Building b-to-b brands
B-to-b titles are working to offer their audiences a variety of branded products and content
When InformationWeek, a b-to-b magazine for IT professionals, launched a redesign in January 2009, the print book was just the first step. To stay relevant to its tech-savvy readers, the brand also boosted efforts to drive readers to the InformationWeek Business Technology Network online and laid plans to launch new digital properties.
“You have to adapt to the changing information needs of the audience,” says InformationWeek publisher John Siefert. “It's very much associated with, and significant to, a larger strategy of aligning the content [with] how someone wants to receive it.”
In other words, InformationWeek — along with many of its b-to-b brethren, including DMNews – must adapt its audience outreach and engagement strategies to meet new audience demands. Additional factors pushing these trade publications to change include the explosion of new technologies, the economic situation and the globalization of the business world.
“The challenges for b-to-b publishing right now are the economy and budgets,” points out Robert DeMarzo, SVP and editorial director for the Everything Channel, which publishes CRN, VARBusiness and other print and Web properties. “Marketers and advertisers are under incredible pressure to deliver ROI to their bosses. It's a challenge you can only overcome if you have a diversified business model.”
This model includes print magazines — which are seen as valuable sources of in-depth reporting — and Web sites, social networking sites, data and analytics business arms and events. These multiple platforms not only make a media brand more appealing to the advertisers that are its bread and butter, they also help audiences find and interact with brands on their own terms.
In fact, in many ways, media companies are becoming technology companies, says Paul Miller, CEO of United Business Media's TechInsights. “They will use technology to get more targeted and get more control of the Web site, and then they will bring in all of that useful information to other network and community tools,” he explains.
Following this trend, InformationWeek offers the printed magazine, a news site, blogs, a research site called InformationWeek Reports, an analyst site called InformationWeek Analytics and many other properties, all creating a giant information Web that stands a much better chance of snaring the right reader than a single magazine. The brand has also created a wiki-style page called Global CIO Thinktank, which is a private community site that invites readers to communicate and engage with each other and the brand.

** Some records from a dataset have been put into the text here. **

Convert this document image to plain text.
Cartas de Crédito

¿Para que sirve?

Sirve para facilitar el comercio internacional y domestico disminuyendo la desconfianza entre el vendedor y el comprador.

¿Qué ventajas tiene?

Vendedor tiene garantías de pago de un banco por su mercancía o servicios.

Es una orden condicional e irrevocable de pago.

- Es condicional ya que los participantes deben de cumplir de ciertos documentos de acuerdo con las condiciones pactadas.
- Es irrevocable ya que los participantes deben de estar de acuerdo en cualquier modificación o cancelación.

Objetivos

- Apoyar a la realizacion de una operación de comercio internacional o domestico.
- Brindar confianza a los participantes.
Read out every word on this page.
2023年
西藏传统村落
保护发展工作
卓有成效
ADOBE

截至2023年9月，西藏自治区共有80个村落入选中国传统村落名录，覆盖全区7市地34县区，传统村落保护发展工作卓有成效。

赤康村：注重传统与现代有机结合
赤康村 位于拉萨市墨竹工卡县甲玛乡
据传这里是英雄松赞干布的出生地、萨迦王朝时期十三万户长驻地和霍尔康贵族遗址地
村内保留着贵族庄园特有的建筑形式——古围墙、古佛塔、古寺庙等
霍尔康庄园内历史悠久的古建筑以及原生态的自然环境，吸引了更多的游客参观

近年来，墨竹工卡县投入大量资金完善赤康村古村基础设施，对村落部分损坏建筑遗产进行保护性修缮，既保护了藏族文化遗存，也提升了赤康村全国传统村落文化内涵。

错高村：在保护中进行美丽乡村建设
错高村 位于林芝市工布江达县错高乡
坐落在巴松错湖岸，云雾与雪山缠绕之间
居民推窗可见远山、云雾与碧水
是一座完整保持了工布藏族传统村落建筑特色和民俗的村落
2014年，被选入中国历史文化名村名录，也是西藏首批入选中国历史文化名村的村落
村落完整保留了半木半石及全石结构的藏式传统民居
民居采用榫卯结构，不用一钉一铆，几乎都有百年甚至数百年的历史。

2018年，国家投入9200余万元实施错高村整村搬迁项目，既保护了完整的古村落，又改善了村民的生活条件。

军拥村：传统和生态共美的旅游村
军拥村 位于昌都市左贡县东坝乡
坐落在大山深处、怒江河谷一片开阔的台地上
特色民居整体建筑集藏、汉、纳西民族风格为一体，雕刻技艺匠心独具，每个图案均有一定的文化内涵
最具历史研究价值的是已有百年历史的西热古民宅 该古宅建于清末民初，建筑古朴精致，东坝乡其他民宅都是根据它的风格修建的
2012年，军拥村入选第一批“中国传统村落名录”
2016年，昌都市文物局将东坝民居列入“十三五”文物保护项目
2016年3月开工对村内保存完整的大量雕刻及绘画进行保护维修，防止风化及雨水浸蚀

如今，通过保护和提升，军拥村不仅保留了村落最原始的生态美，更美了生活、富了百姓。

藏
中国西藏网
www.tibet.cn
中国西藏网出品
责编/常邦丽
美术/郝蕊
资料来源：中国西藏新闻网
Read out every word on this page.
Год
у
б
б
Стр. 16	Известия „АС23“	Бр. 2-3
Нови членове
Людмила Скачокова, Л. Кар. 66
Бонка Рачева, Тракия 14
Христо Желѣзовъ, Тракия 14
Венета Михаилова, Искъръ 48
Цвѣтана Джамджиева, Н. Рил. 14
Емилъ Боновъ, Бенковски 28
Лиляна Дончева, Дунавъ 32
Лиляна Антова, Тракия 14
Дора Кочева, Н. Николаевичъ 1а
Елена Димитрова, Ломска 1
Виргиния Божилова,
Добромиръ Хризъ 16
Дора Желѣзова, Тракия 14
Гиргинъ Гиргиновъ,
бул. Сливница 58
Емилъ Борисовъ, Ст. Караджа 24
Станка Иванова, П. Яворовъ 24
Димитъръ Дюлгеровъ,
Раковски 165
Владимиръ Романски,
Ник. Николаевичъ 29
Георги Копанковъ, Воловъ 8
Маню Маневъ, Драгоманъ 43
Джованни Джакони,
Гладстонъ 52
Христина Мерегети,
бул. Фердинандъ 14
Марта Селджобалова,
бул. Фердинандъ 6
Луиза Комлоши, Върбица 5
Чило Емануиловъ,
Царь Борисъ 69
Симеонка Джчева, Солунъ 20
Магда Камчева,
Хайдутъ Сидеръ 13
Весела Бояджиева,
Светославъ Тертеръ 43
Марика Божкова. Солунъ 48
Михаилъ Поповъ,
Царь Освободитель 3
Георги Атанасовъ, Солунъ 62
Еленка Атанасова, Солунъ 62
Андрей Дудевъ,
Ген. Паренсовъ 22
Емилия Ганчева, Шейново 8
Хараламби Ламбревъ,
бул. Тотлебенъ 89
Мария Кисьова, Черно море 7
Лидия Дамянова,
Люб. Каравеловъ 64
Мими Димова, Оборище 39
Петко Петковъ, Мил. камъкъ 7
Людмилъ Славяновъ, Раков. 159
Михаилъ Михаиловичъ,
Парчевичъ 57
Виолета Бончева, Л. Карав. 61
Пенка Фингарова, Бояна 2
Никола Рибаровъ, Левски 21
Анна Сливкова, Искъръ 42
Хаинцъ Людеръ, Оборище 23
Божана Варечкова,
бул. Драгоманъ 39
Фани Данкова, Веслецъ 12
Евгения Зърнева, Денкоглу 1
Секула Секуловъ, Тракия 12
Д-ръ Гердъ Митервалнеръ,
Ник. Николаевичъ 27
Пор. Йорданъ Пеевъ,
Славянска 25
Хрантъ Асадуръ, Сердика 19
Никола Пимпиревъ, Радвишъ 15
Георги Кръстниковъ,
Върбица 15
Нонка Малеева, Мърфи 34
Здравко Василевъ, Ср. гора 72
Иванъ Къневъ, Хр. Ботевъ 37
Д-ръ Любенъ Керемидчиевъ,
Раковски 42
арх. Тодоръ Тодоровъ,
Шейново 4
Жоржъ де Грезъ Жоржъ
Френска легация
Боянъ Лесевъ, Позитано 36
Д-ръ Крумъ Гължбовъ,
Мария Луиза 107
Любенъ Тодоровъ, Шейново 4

The Hollywood Reporter (THR), a trade magazine for the film industry, redesigned in 2007 and has followed a similar strategy. “We leverage the digital platforms as best we can,” says THR publisher Eric Mika. “We realized there's an audience who loves print, but there's also a fast-growing, hardcore audience that gets all its news online. We've launched digital platforms for some very specific needs, and those drive more people back to the publication online or in print and creates greater brand awareness.”
Among THR's digital platforms are several Web sites and a capability called THR Reviews, where readers can respond to THR's reviewers and write their own reviews.
THR is also leveraging some of the basic advantages enjoyed by most b-to-b marketers, including a well-defined and finite audience. For instance, it bucked the consumer magazine trend and grew its circulation in 2008 by sending qualified copies to industry guild members. These influencers need the magazine's content to make informed decisions during awards season, and once the free run of awards season is over, the magazine's audience development team e-mails, calls and mails guild members seeking conversions to paid subscriptions.
With such a specialized audience, THR depends on an extensive customer database. Not only does the database get the magazine and other branded content to the right people at the right time, it also helps segment that information, so readers get only what is most relevant. “I think that the most important aspect of audience marketing is to develop an extraordinary database that can be sliced and diced,” says Mika. “Eventually, our readers could even customize the news and information they want to receive.”
Miller agrees, adding that many b-to-b publishers, including TechInsights, use extra content such as newsletters and whitepapers to get more people to opt in to their databases. “The more you know about the audience, the more successful you are going to be,” he says.
Once a b-to-b publisher has its database in order, it must go through the lengthy process of qualifying and segmenting its leads. With a finite universe of potential readers, and a limited qualified circulation, each publisher wants to make sure its magazine is only going to the top decision-makers in the field.
InformationWeek's database, for example, has 100,000 qualified professionals on hold to receive the magazine, but insists on maintaining its current 440,000 circulation.
“We could flip a switch and increase the circulation, but my perspective is to make sure I have the best 440,000 readers at any given time,” Siefert says.
And, if these business publishers keep evolving, providing specific, relevant content to readers where and when they want it, using their databases wisely, and leveraging new tech tools like whitelabel social networks, they should be able to keep their elite readers through the best and worst times.
“The edge is that we have spent years and millions upon millions of dollars cultivating that specialized and particular customer that your advertiser wants,” DeMarzo says. “I can't imagine that that business will go away, because there has always been a need to reach that very specialized audience with technological or strategic information about their business that they will not get from business-to-consumer media.”